The SCP Foundation is a fictional umbrella for the nightmares that haunt us and the ways we deal with them. Equal parts Wiki-based fiction community and cross-section of modern horror evolving in real time it’s an astonishing achievement and one that’s led to numerous spin-off projects. Here’s Gavia Baker-Whitelaw over at The Daily Dot with an excellent rundown of some of them, as well as what the SCP does.

And now, it has a podcast.

Created by Pacific S. Obadiah with a cast and crew including Vin Ernst, Michael Miller and Mather William the show takes everything you’d think wouldn’t work on audio and uses it to weave precise aural nightmares. What you get is an SCP file, detailing a subject under containment, what they are, how they were discovered and any offshoot research that their presence at the organization has led to. Names are redacted, most of the time, and the show makes a point of hinting at other files. Files which you can in turn look up and be drawn further in. This isn’t a ‘go here for bonus content!’ scam, far from it. Every episode is a door into the SCP itself. A door you don’t remember opening and one that will absolutely lock behind you.

What I’ve always loved about SCP as a concept is what I love about this show. It’s an idea I find myself encountering a lot, that of the ‘ragged singularity’. It’s not that the future is on the way, it’s that it’s continually arriving and in some cases has been here for a long, long time. The artifacts and creatures the SCP encounter, and that the show details, are often living proof of that. The future has teeth, the future is patient and the SCP’s job is to understand it before it can attack. That’s vastly compelling, and the show captures that tone perfectly.

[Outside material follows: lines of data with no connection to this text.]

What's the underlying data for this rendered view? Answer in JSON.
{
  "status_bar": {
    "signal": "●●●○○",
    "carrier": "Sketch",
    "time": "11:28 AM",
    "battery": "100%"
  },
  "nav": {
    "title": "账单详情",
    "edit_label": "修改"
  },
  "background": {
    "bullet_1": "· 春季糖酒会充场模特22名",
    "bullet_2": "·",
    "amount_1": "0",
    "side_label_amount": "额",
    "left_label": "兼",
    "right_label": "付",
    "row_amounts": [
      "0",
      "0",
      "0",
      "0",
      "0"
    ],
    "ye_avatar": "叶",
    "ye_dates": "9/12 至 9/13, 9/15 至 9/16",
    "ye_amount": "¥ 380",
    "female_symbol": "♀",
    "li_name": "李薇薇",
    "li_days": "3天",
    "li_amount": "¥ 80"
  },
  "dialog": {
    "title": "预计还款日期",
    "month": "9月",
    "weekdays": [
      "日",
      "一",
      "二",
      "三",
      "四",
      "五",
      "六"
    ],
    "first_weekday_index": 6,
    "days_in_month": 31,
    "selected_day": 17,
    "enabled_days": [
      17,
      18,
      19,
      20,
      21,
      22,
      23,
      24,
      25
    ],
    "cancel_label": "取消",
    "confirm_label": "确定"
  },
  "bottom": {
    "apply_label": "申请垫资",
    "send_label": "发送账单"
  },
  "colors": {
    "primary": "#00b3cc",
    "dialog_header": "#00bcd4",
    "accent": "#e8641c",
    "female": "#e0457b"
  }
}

Any episode is a good jumping on point but for me, the highlight so far has been SCP-049-The Plague Doctor. The story of a polite, well-educated French doctor who is not even a little human anymore it features a superb central turn from Karim Kronfi as SCP-049 and an able foil in Audrey Cassil’s Doctor Hamm. It’s also worth noting the show clearly works extremely hard on representation, and the way Doctor Hamm’s character is presented was as impressive as it was welcome.

The SCP Archives is clever, versatile horror audio that combines the format of it’s text with the format of it’s delivery to create something that feels streamlined, clever and deeply unsettling. It’s one of my favorite podcasts right now and you can find it here and on all good podcatchers.